The case is Alexander v. Board of Education, a summary order decided on May 6. Under FMLA, employers cannot retaliate if you take FMLA leave. In this case, plaintiff claims she was retaliated against, but the Court of Appeals (Hall, Calabresi and Walker) finds on the face of the Complaint or in related documents (this appeal arises from a Rule 12 motion) that she had taken FMLA leave for fraudulent reasons. Although the Second Circuit has not addressed this issue before, other Circuits have, including the Sixth and Seventh, which have said that it's not illegal retaliation of management shows you the door over your dishonest FMLA leave.

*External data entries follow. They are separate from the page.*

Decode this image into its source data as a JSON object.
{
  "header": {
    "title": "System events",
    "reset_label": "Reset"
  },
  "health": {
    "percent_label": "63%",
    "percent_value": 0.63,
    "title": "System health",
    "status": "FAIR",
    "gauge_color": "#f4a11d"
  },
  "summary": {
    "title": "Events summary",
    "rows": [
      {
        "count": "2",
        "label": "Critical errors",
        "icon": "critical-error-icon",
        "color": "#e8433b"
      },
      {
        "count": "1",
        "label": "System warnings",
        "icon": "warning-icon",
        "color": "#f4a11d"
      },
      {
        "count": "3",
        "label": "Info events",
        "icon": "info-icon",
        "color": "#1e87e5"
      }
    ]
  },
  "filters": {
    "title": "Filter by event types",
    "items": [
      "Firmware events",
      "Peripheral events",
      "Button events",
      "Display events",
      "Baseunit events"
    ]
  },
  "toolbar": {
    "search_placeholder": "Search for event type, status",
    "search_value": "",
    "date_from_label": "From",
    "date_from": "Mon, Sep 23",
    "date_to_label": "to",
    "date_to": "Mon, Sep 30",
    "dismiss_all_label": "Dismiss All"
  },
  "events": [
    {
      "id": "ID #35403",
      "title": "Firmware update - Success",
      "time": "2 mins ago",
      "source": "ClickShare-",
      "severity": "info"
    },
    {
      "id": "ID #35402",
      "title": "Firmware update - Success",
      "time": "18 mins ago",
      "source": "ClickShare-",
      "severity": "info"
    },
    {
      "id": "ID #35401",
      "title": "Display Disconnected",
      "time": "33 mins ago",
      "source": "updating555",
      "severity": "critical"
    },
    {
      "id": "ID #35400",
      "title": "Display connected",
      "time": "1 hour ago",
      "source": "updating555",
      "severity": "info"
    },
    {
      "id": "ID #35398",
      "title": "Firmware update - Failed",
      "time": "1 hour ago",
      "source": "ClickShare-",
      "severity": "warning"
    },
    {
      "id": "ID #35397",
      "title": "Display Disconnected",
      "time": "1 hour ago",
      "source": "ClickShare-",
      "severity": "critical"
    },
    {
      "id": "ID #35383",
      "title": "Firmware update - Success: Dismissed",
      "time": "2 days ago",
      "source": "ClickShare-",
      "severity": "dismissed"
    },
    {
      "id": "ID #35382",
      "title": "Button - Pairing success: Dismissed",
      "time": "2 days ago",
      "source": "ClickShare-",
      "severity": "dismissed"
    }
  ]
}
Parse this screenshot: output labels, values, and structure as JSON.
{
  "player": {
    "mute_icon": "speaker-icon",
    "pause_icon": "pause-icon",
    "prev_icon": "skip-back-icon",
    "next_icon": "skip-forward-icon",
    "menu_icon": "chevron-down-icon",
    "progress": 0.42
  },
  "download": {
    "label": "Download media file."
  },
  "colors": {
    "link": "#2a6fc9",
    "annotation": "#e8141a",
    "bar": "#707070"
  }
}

The Court goes on to say the Complaint does not plausibly allege retaliation because "the length of time between Alexander's exercise of her FMLA leave and her discharge" is too attenuated. In addition, while plaintiff says management made hostile comments about her FMLA leave, it was not until they discovered it was fraudulent that they actually terminated her employment. So here's a nuance affecting the Rule 12/Iqbal inquiry: "Alexander's attenuated allegations were contradicted both by more specific allegations in the complaint and documents incorporated by reference."
The Court of Appeals follows the lead of the other circuits in rejecting plaintiff's claim, holding that not all FMLA leaves insulate you from termination. A dishonest FMLA leave is a terminable offense. To that end, this case is not far afield from other areas of employment law. Good faith activities are protected under Title VII and other labor laws. Bad faith activities are not.